My choice to study cloud computing in my Doctoral was
informed by the fact that cloud computing is one of the 5 most promising
technologies in the future. Cloud computing has already been established to introduce
well-deserved cost savings for businesses
which opt to use cloud computing as compared to traditional information
systems (Dinkar & Geetha, 2011). This
fact can be exemplified by the fact that the Obama Administration is in total
support of moving all government systems to the cloud to minimize operational
expenditure within government.
My research proposal has already established that there
are serious security concerns when it comes to cloud computing. Since cloud
computing is the future of computing, I have taken a first step to study
security challenges in cloud computing which need to be addressed in order to
secure the future of cloud computing. In my future Doctoral research work, I would
like to keep researching in the field of cloud computing to find out the best possible
solutions for the security challenges which I have identified within my work.
These challenges will further be studied while focusing on the three sections
of cloud computing: application, storage and connectivity. My Doctoral work
within the next five years will include a deep examination of the security
issues which surround these three areas of cloud computing i.e. application,
storage and connectivity.
To further my Ph. D. work, I will then move into the next
area of my research which will seek to unearth the most probable trends of
cloud computing. This will ensure that I complete a two-stage Ph.D. research project
whose first stage will include the detailed examination of the security challenges
of cloud computing and the solutions which can be adopted by businesses to
mitigate such security issues. This will be particularly important because, for
cloud computing to move to the next step, the academic and professional
community must provide solutions to the security challenges in cloud computing.
Once these solutions have been proposed, I will move further to research,
predict and make proposals of the next trends of cloud computing.

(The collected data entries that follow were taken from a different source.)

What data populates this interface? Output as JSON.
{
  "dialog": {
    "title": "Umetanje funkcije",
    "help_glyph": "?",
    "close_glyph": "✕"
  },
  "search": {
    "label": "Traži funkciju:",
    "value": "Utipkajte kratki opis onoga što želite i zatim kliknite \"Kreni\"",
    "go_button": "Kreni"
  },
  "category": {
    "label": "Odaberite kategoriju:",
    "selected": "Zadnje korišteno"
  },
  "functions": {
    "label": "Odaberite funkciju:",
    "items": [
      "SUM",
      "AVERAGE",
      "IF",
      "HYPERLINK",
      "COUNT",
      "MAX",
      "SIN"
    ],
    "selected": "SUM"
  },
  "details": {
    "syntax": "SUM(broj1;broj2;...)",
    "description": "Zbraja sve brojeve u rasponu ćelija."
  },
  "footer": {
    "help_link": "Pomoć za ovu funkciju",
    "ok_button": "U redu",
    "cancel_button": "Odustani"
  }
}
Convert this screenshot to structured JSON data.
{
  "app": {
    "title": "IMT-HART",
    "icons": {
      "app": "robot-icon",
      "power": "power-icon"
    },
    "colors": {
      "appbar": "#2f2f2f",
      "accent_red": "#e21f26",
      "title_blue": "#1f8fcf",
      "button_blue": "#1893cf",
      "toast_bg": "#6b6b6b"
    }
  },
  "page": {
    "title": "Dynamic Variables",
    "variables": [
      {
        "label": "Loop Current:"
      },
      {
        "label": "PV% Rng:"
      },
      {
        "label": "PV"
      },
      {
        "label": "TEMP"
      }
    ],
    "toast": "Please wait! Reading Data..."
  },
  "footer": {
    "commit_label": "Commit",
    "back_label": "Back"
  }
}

This will be the final part and the epitome (climax) of
my Ph. D. work at the end of five years. This will be in line with the
resolution by academics, professionals & researchers who have already
established, without a doubt, that cloud computing will be an important IT
component in the modern world and it is the future of business computing. Can
cloud computing provide a future for personal computing? Currently
telecommunication companies have already begun offering cloud computing space
for their subscribers to store some of the mobile phone information such as contacts
and messages (Dinkar & Geetha, 2011).
Can this concept be extended further to provide more personal computing via the
cloud? Can cloud impact and change the
future of home computing? The examination of these questions may present much
needed answers in determining the next big thing for cloud computing once the
security issues and challenges have been identified and solutions proposed by
the first component of my Ph. D. work
(Shakunthala & Rangarajan, 2010).
In conclusion, my Doctoral work within the next five
years will involve a 1-2-3 part (component) study which will involve (1) a
detailed examination of the issues and challenges facing cloud computing (2) a
proposal of solutions to the identified challenges and issues and (3) an
examination of the probable future of cloud computing beyond the currently
available functionalities. This will be
the epitome of my Ph. D. work and it will provide the professional and academic
community with insights into the future of cloud computing, establishing the
contribution of my Ph. D. Academic work to society.
Bibliography
Antonopoulos,
N. & Gillam, L. (2010). Cloud
computing: Principles, systems and applications.
London: Springer.
Armbrust, M.,
Fox, A., Griffith, R., Joseph, A. D., Katz, R., Konwinski, A., Lee, G.,
Patterson,
D., Rabkin, A., Stoica, I. &
Zaharia, M. (2009). “Above the Clouds:
A Berkeley View of Cloud Computing.” Electrical
Engineering and Computer Sciences, University of California at Berkeley.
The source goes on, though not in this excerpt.